# handrail fillet install question



## masonite (Dec 1, 2009)

Hello, Ill be installing a cherry handrail over a metal rail (interior residential). My customer would like to have a fillet (bottom filler) installed as well to hide the metal toprail and to make the handrail look continuous. Im not sure how to attach the fillet to (through?) the metal rail? The handrail is a 2-1/4" oval. The metal toprail is 1-1/4" x 1/4" thick, the fillet will be about 5/16" x 1-3/8" wide. A channel would be cut in handrail so the fillet would protrude (reveal) about 1/16". The fillet would be made up of approx. 4" long pieces that would fit between ea baluster.

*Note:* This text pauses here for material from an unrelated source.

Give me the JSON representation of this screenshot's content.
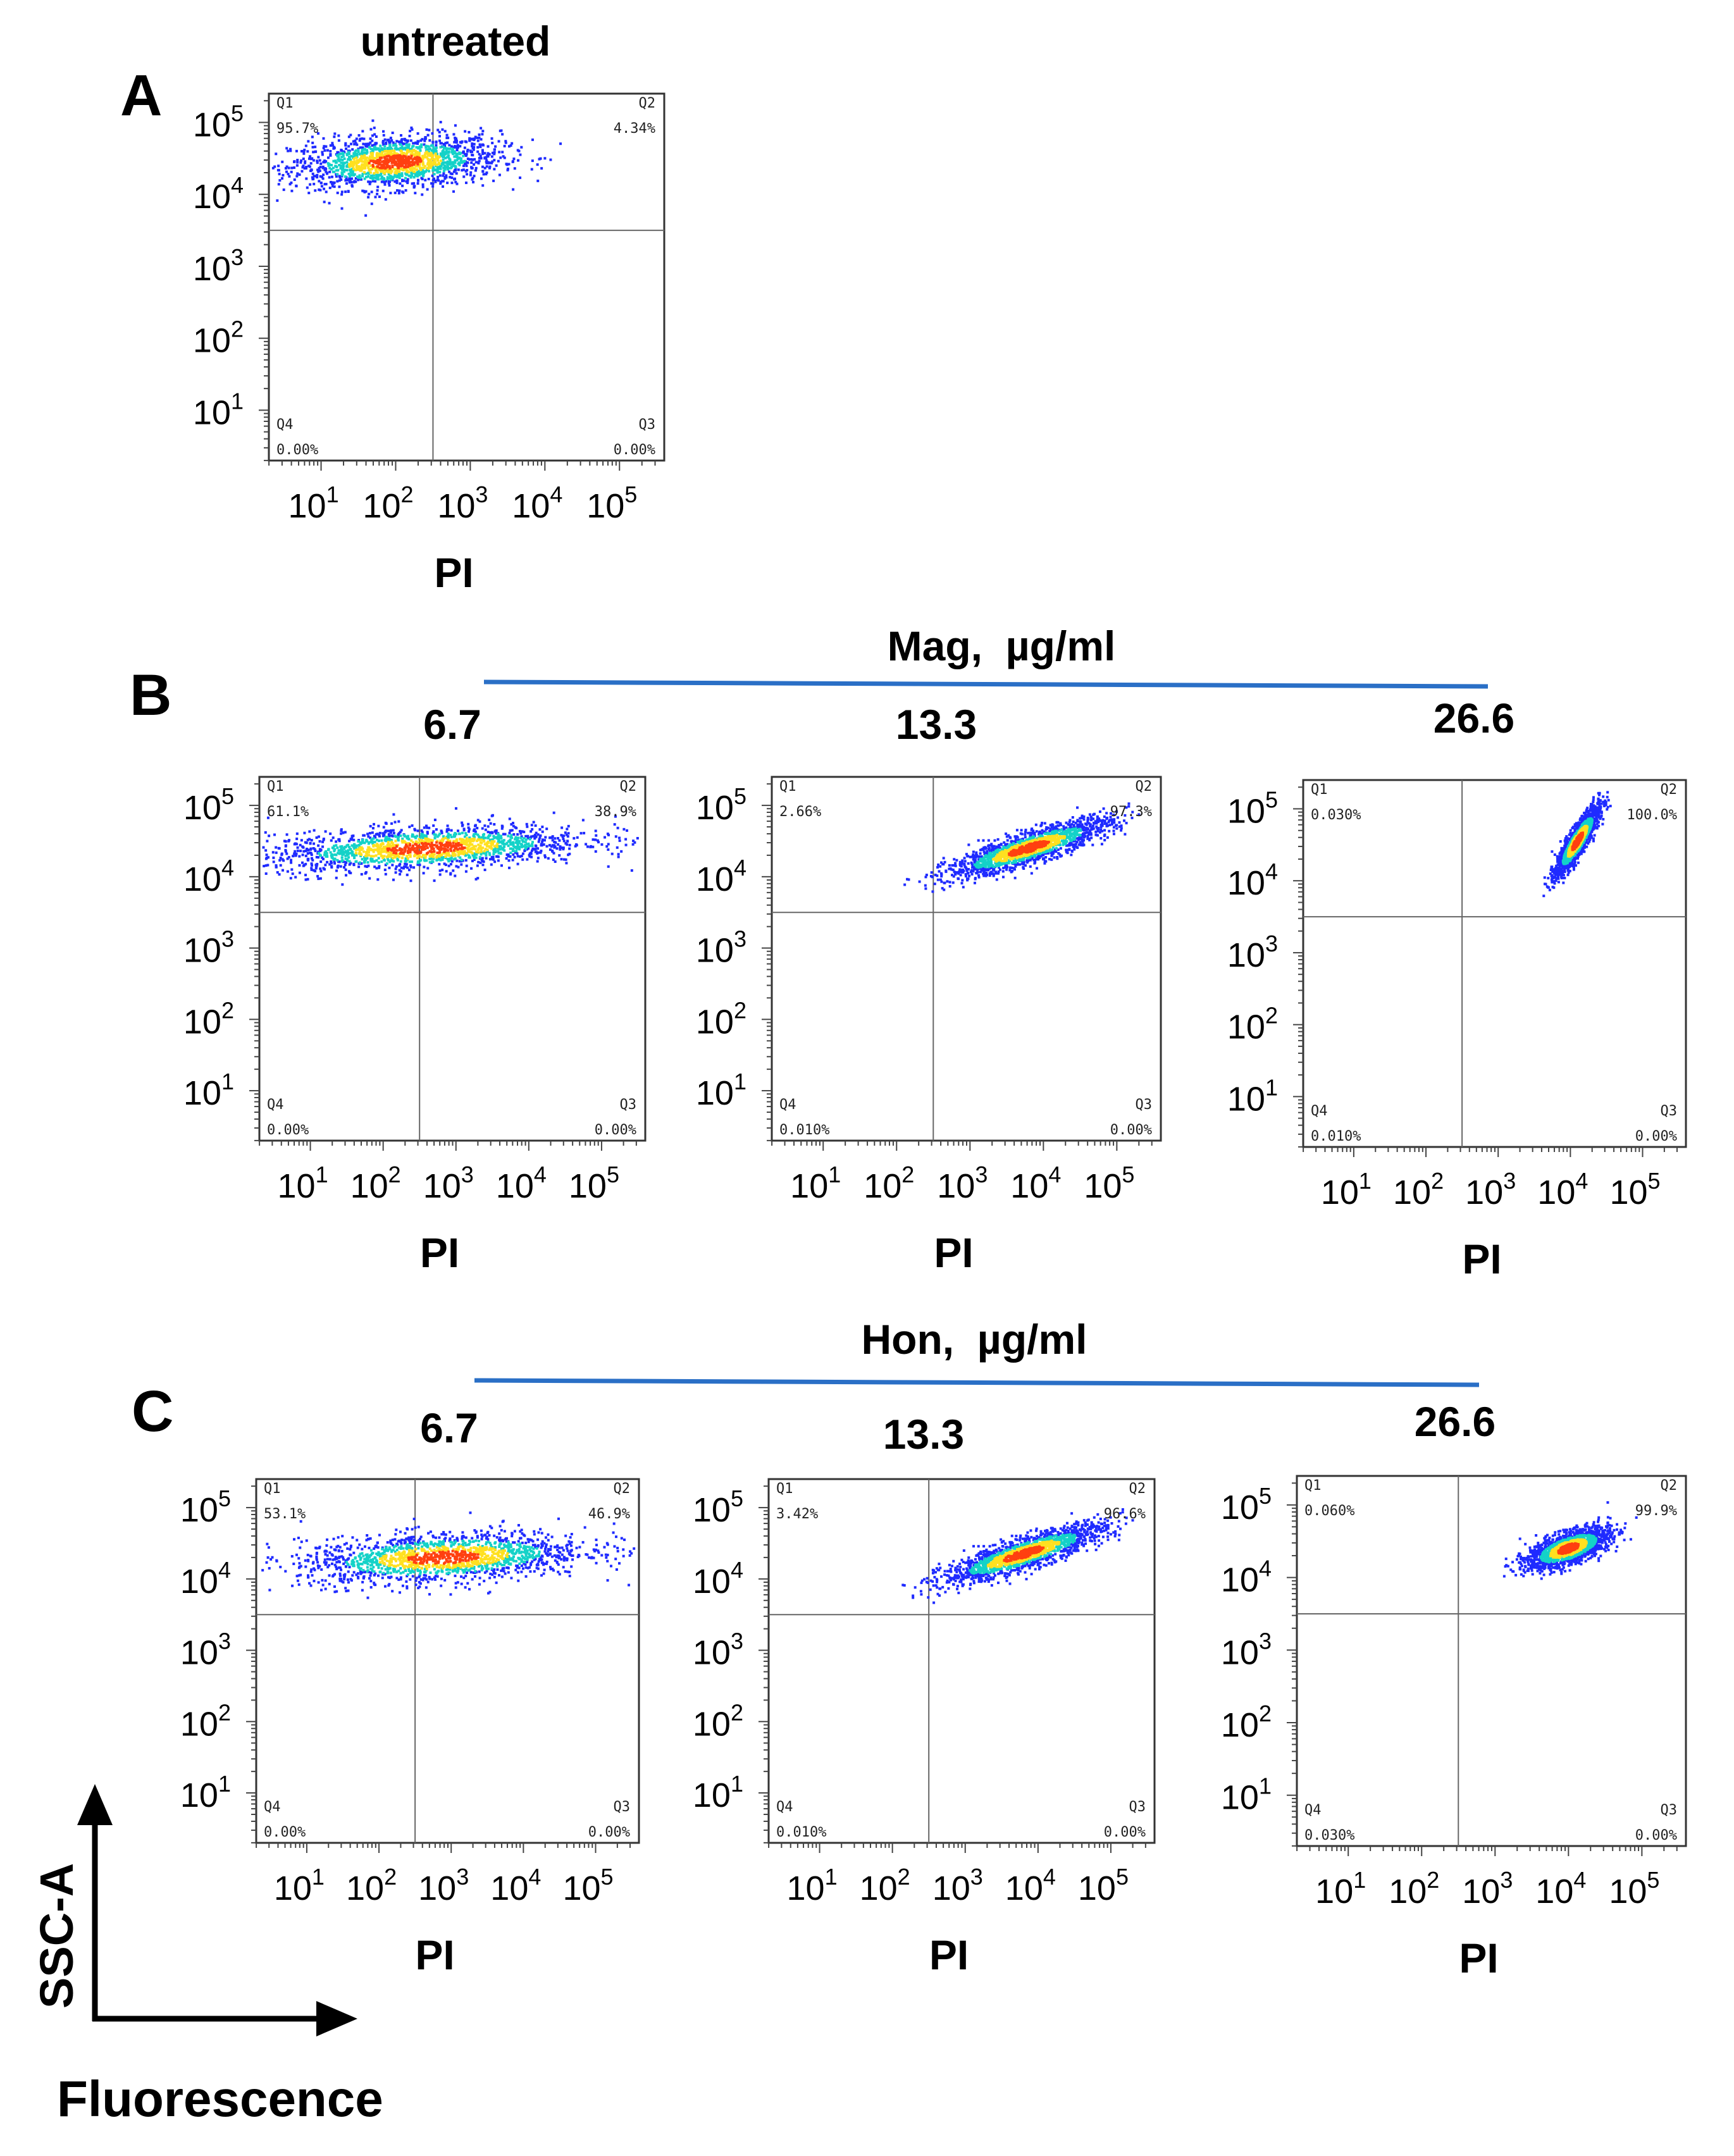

Any suggestions or help would be appreciated.

Thanks in advance, Dave.


----------



## carpenter uk (Nov 25, 2009)

i would just use panel adhesive


----------



## masonite (Dec 1, 2009)

thanks for the idea...I was thinking some sort of adhesive as well but was concerned about these pieces starting to pop off in a couple years...is there something specific about "panel" adhesive? Im not familiar with that. Dave


----------



## Kent Whitten (Mar 24, 2006)

If you use adhesive, grab the PL polyeurethane.


----------



## Aframe (Mar 24, 2008)

adhesive or drill bits. If you wanted to spend the cash have the metal rail drilled out every 4"-5" (baluster spacing) then glue and nail


----------



## Railman (Jan 19, 2008)

I'm a little confused. You say it's a metal rail, but your going to just fill in between the balusters? Are the balusters iron or wood? If wood, why the iron top rail? If iron, how do you propose to fill the gaps at the sides of the balusters? I assume the iron balusters aren't 1 1/4" wide.
Joe


----------



## Railman (Jan 19, 2008)

I'm convinced that adding the fillet will look bad. I'd plow the rail so that the metal is slightly recessed...maybe 1/16 to 1/8", & call it a day. There is a local company that does all their iron rails that way, & looks ok. People don't generally fixate on what's under the rail.
I use a wood fillet with a square mortise for the balusters on ours, but thats just me. 
Joe


----------